Applying scripts (sp's, views, functions) from Dev >> Test the DBA does this process: reviews the scripts and checks the following to see if they are acceptable to be moved into production. At the moment we have the items to checked.
Check developement standards,
Check formatting
Check comments added in appropriate places
Check that joins are using indexes, and where claues have appropriate indexes (covering, etc)
Apply script into the Test Env, then use statistics to view IO / timings
I have a couple of questions, are we missing anything from the above process?
What would be acceptable performance statistics? runs < 2secs etc..
your help would be much appreciated.
cheers
October 15, 2009 at 6:48 am
There isn't a single value that I can tell you to give to that. It really depends on your system. You might have some huge report that pulls together thousands of rows and a 5 second run time for it is magnificent. You might have a very simple single row insert where a 5 second run time would be horrific. But saying that all queries have to run in less than 2 seconds... no, you can't.
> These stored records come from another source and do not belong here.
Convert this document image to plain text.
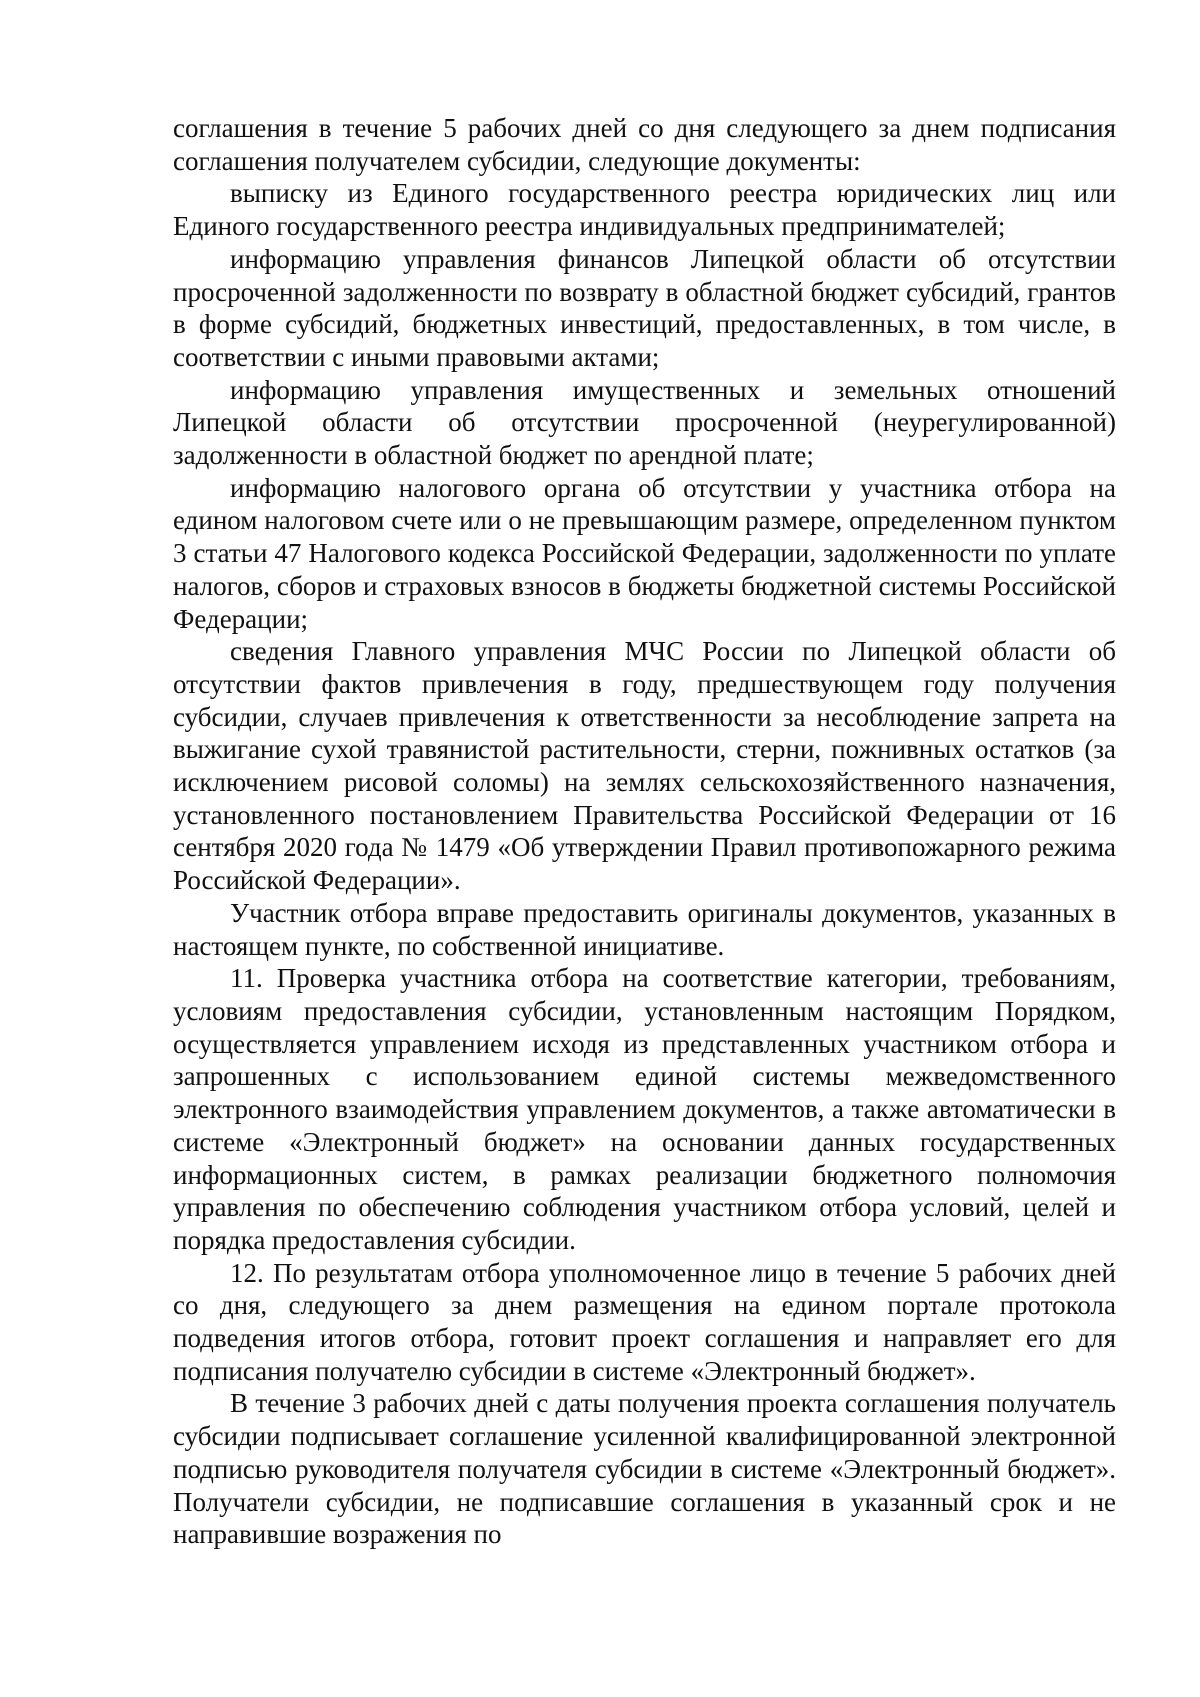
соглашения в течение 5 рабочих дней со дня следующего за днем подписания соглашения получателем субсидии, следующие документы:

выписку из Единого государственного реестра юридических лиц или Единого государственного реестра индивидуальных предпринимателей;

информацию управления финансов Липецкой области об отсутствии просроченной задолженности по возврату в областной бюджет субсидий, грантов в форме субсидий, бюджетных инвестиций, предоставленных, в том числе, в соответствии с иными правовыми актами;

информацию управления имущественных и земельных отношений Липецкой области об отсутствии просроченной (неурегулированной) задолженности в областной бюджет по арендной плате;

информацию налогового органа об отсутствии у участника отбора на едином налоговом счете или о не превышающим размере, определенном пунктом 3 статьи 47 Налогового кодекса Российской Федерации, задолженности по уплате налогов, сборов и страховых взносов в бюджеты бюджетной системы Российской Федерации;

сведения Главного управления МЧС России по Липецкой области об отсутствии фактов привлечения в году, предшествующем году получения субсидии, случаев привлечения к ответственности за несоблюдение запрета на выжигание сухой травянистой растительности, стерни, пожнивных остатков (за исключением рисовой соломы) на землях сельскохозяйственного назначения, установленного постановлением Правительства Российской Федерации от 16 сентября 2020 года № 1479 «Об утверждении Правил противопожарного режима Российской Федерации».

Участник отбора вправе предоставить оригиналы документов, указанных в настоящем пункте, по собственной инициативе.

11. Проверка участника отбора на соответствие категории, требованиям, условиям предоставления субсидии, установленным настоящим Порядком, осуществляется управлением исходя из представленных участником отбора и запрошенных с использованием единой системы межведомственного электронного взаимодействия управлением документов, а также автоматически в системе «Электронный бюджет» на основании данных государственных информационных систем, в рамках реализации бюджетного полномочия управления по обеспечению соблюдения участником отбора условий, целей и порядка предоставления субсидии.

12. По результатам отбора уполномоченное лицо в течение 5 рабочих дней со дня, следующего за днем размещения на едином портале протокола подведения итогов отбора, готовит проект соглашения и направляет его для подписания получателю субсидии в системе «Электронный бюджет».

В течение 3 рабочих дней с даты получения проекта соглашения получатель субсидии подписывает соглашение усиленной квалифицированной электронной подписью руководителя получателя субсидии в системе «Электронный бюджет». Получатели субсидии, не подписавшие соглашения в указанный срок и не направившие возражения по
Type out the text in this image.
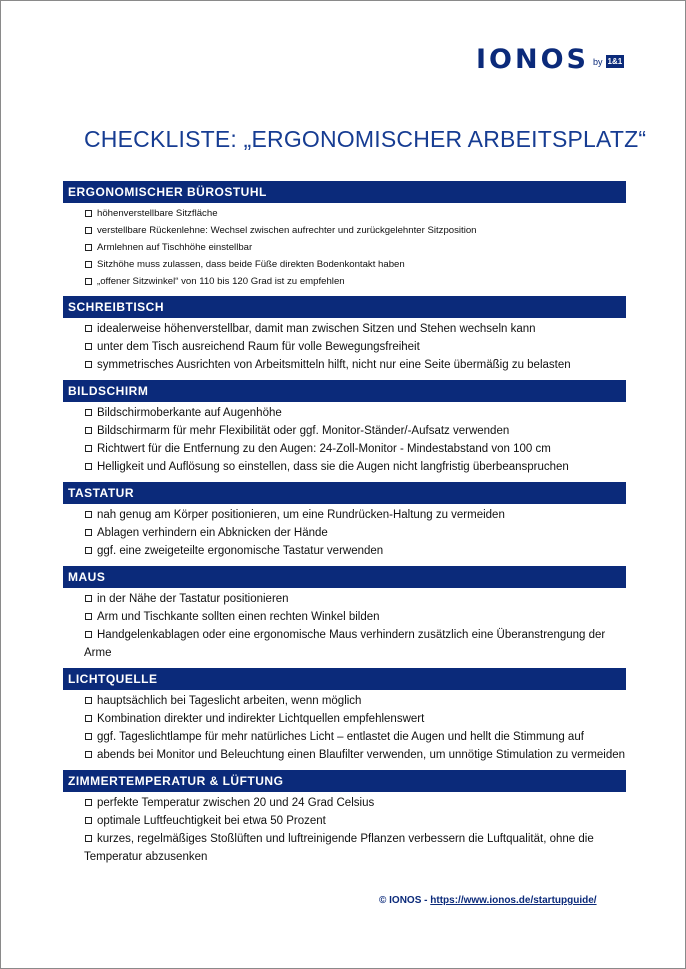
IONOS by 1&1
CHECKLISTE: „ERGONOMISCHER ARBEITSPLATZ“
ERGONOMISCHER BÜROSTUHL
höhenverstellbare Sitzfläche
verstellbare Rückenlehne: Wechsel zwischen aufrechter und zurückgelehnter Sitzposition
Armlehnen auf Tischhöhe einstellbar
Sitzhöhe muss zulassen, dass beide Füße direkten Bodenkontakt haben
„offener Sitzwinkel“ von 110 bis 120 Grad ist zu empfehlen
SCHREIBTISCH
idealerweise höhenverstellbar, damit man zwischen Sitzen und Stehen wechseln kann
unter dem Tisch ausreichend Raum für volle Bewegungsfreiheit
symmetrisches Ausrichten von Arbeitsmitteln hilft, nicht nur eine Seite übermäßig zu belasten
BILDSCHIRM
Bildschirmoberkante auf Augenhöhe
Bildschirmarm für mehr Flexibilität oder ggf. Monitor-Ständer/-Aufsatz verwenden
Richtwert für die Entfernung zu den Augen: 24-Zoll-Monitor - Mindestabstand von 100 cm
Helligkeit und Auflösung so einstellen, dass sie die Augen nicht langfristig überbeanspruchen
TASTATUR
nah genug am Körper positionieren, um eine Rundrücken-Haltung zu vermeiden
Ablagen verhindern ein Abknicken der Hände
ggf. eine zweigeteilte ergonomische Tastatur verwenden
MAUS
in der Nähe der Tastatur positionieren
Arm und Tischkante sollten einen rechten Winkel bilden
Handgelenkablagen oder eine ergonomische Maus verhindern zusätzlich eine Überanstrengung der Arme
LICHTQUELLE
hauptsächlich bei Tageslicht arbeiten, wenn möglich
Kombination direkter und indirekter Lichtquellen empfehlenswert
ggf. Tageslichtlampe für mehr natürliches Licht – entlastet die Augen und hellt die Stimmung auf
abends bei Monitor und Beleuchtung einen Blaufilter verwenden, um unnötige Stimulation zu vermeiden
ZIMMERTEMPERATUR & LÜFTUNG
perfekte Temperatur zwischen 20 und 24 Grad Celsius
optimale Luftfeuchtigkeit bei etwa 50 Prozent
kurzes, regelmäßiges Stoßlüften und luftreinigende Pflanzen verbessern die Luftqualität, ohne die Temperatur abzusenken
© IONOS - https://www.ionos.de/startupguide/
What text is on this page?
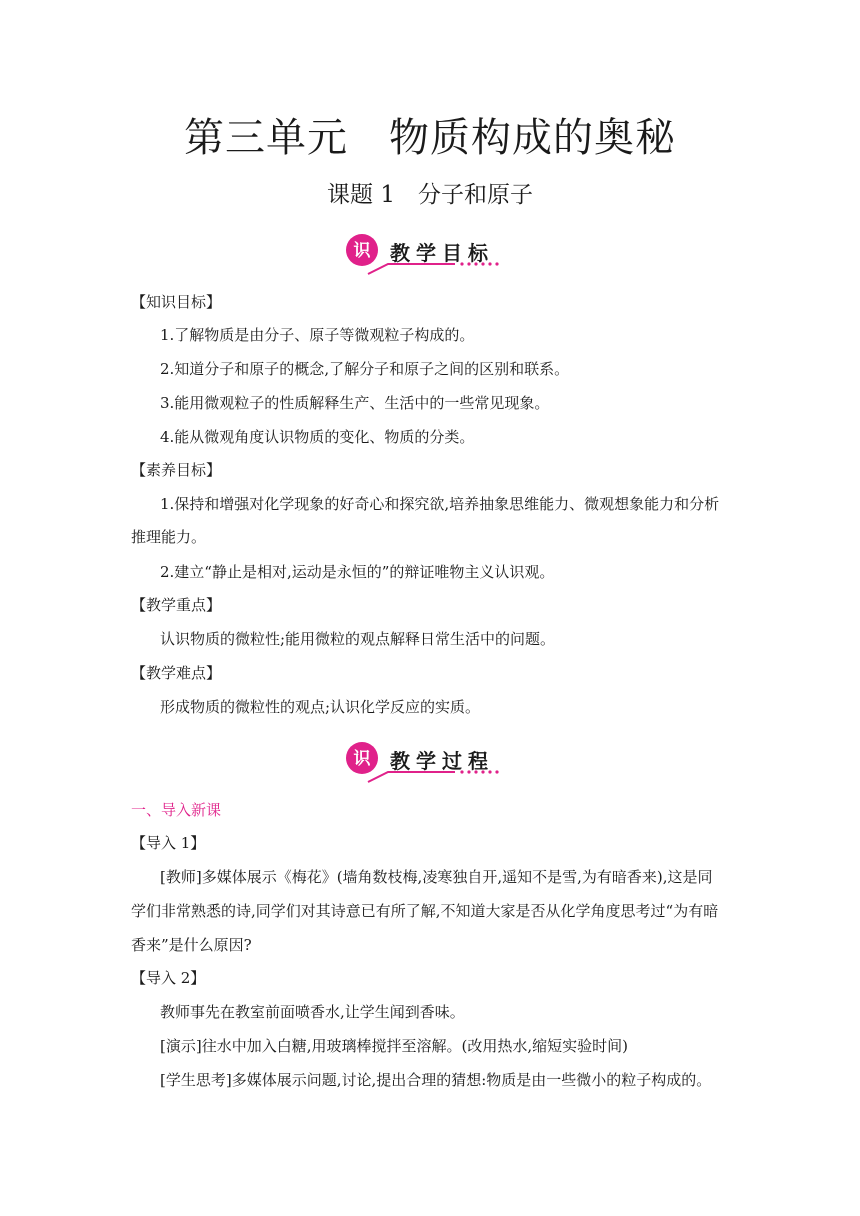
第三单元　物质构成的奥秘
课题 1　分子和原子
识 教学目标
【知识目标】
1.了解物质是由分子、原子等微观粒子构成的。
2.知道分子和原子的概念,了解分子和原子之间的区别和联系。
3.能用微观粒子的性质解释生产、生活中的一些常见现象。
4.能从微观角度认识物质的变化、物质的分类。
【素养目标】
1.保持和增强对化学现象的好奇心和探究欲,培养抽象思维能力、微观想象能力和分析
推理能力。
2.建立“静止是相对,运动是永恒的”的辩证唯物主义认识观。
【教学重点】
认识物质的微粒性;能用微粒的观点解释日常生活中的问题。
【教学难点】
形成物质的微粒性的观点;认识化学反应的实质。
识 教学过程
一、导入新课
【导入 1】
[教师]多媒体展示《梅花》(墙角数枝梅,凌寒独自开,遥知不是雪,为有暗香来),这是同
学们非常熟悉的诗,同学们对其诗意已有所了解,不知道大家是否从化学角度思考过“为有暗
香来”是什么原因?
【导入 2】
教师事先在教室前面喷香水,让学生闻到香味。
[演示]往水中加入白糖,用玻璃棒搅拌至溶解。(改用热水,缩短实验时间)
[学生思考]多媒体展示问题,讨论,提出合理的猜想:物质是由一些微小的粒子构成的。
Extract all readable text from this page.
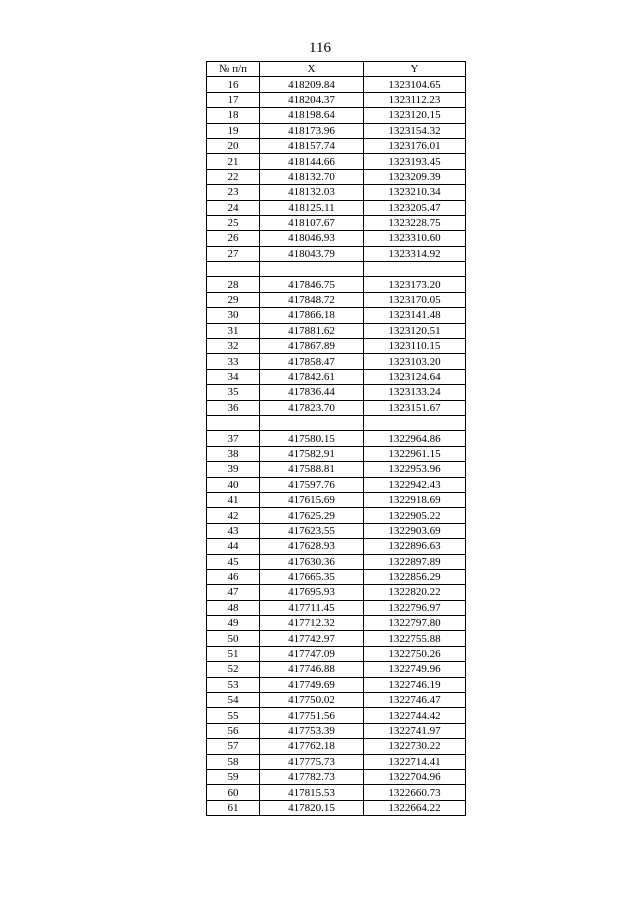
116
№ п/п	X	Y
16	418209.84	1323104.65
17	418204.37	1323112.23
18	418198.64	1323120.15
19	418173.96	1323154.32
20	418157.74	1323176.01
21	418144.66	1323193.45
22	418132.70	1323209.39
23	418132.03	1323210.34
24	418125.11	1323205.47
25	418107.67	1323228.75
26	418046.93	1323310.60
27	418043.79	1323314.92

28	417846.75	1323173.20
29	417848.72	1323170.05
30	417866.18	1323141.48
31	417881.62	1323120.51
32	417867.89	1323110.15
33	417858.47	1323103.20
34	417842.61	1323124.64
35	417836.44	1323133.24
36	417823.70	1323151.67

37	417580.15	1322964.86
38	417582.91	1322961.15
39	417588.81	1322953.96
40	417597.76	1322942.43
41	417615.69	1322918.69
42	417625.29	1322905.22
43	417623.55	1322903.69
44	417628.93	1322896.63
45	417630.36	1322897.89
46	417665.35	1322856.29
47	417695.93	1322820.22
48	417711.45	1322796.97
49	417712.32	1322797.80
50	417742.97	1322755.88
51	417747.09	1322750.26
52	417746.88	1322749.96
53	417749.69	1322746.19
54	417750.02	1322746.47
55	417751.56	1322744.42
56	417753.39	1322741.97
57	417762.18	1322730.22
58	417775.73	1322714.41
59	417782.73	1322704.96
60	417815.53	1322660.73
61	417820.15	1322664.22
It depends on what the queries are doing, how much data is being moved, etc. That's not even taking into account that a 2 second run time on a test machine may be faster or slower than the production box. We had a situation where a query was CPU dependent. In production it was running in about 2 seconds, but when we tested it on another machine it was running in 1 second. I'm sorry to admit it took me several hours before I looked at the configuration on the boxes and noted that the second machine had a CPU that was almost twice as fast as the production box.
I'd just be sure of your development standards, make sure you're getting all the easy things that can lead to poor performance.